Completionists will have a tough time with this one, too, as those who must leave no stone unturned will be driving that stupid truck around the game's dozens of somewhat empty-feeling planets finding that last rare metal on the mini-map or finishing off one more compound of enemies. Considering how much more involved the real "story" planets are, it's almost like playing a different game entirely when you start going to the many off-planets. If you can do your best to mostly stick to the story without too much sidetracking or metal hunting, the tedium often melts away and you'll find a great game just under that slightly tarnished surface.
From a technical standpoint, there's not much to worry about with Mass Effect. There are enough detail options that mid-spec PCs will make it along just fine, although you will need a video card that's capable of playing a game more demanding than, say, World of Warcraft. For the most part there's enough eye candy in this game to tax a powerful new machine, too, even if there seems to be no way to get antialiasing to work either in-game or by forcing it in the nVidia control panel. And Bioware has promised new downloadable content, starting with giving away the Bring Down the Sky addon (which cost $5 on Xbox Live) for free - confusingly, even though BDtS was promised months before the PC release, the add-on was not included on the disc and as of this writing, isn't available to download yet.

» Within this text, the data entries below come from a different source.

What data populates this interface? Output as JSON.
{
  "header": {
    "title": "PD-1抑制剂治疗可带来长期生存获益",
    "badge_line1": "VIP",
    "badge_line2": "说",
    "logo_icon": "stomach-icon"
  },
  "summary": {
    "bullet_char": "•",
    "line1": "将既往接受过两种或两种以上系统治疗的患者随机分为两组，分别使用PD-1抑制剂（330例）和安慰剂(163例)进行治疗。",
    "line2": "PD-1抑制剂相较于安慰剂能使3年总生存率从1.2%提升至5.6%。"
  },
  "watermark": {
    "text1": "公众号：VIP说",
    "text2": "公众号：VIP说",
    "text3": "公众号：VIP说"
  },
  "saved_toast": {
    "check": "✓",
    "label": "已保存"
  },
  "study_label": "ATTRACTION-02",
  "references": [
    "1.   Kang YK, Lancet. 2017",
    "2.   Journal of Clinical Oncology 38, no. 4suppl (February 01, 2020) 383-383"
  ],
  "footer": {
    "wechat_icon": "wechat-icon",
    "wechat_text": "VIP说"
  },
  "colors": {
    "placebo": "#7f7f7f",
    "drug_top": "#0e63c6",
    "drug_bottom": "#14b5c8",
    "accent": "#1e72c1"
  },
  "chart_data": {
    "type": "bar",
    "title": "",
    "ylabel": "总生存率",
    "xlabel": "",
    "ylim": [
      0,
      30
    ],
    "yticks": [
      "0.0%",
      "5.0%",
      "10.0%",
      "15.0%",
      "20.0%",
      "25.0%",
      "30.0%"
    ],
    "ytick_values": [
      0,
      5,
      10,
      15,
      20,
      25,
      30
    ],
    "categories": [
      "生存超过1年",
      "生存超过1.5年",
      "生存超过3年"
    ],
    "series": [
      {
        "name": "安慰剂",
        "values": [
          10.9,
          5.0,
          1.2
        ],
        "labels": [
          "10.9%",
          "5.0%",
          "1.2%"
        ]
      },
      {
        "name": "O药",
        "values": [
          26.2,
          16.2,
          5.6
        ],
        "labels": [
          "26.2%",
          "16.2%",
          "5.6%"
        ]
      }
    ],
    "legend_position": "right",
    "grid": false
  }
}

From beginning to end, Mass Effect is a powerful and highly entertaining game that mixes tactical action and a full-fledged RPG together in exciting ways. The universe that Bioware has created is intriguing, even if the level of storytelling isn't quite as great as what we got in KOTOR, but it's still great and the focus on firearms rather than melee combat really does work well. PC gamers will find that even though this game started on consoles, it should satisfy their need for hardcore action and RPG pretty well as long as they can meet the system requirements and they look past the couple of new features that just don't work very well. It still doesn't quite live up to the masterful story and whizzing lightsabers of Knights of the Old Republic, but for the first game in a new series, Mass Effect is an excellent start.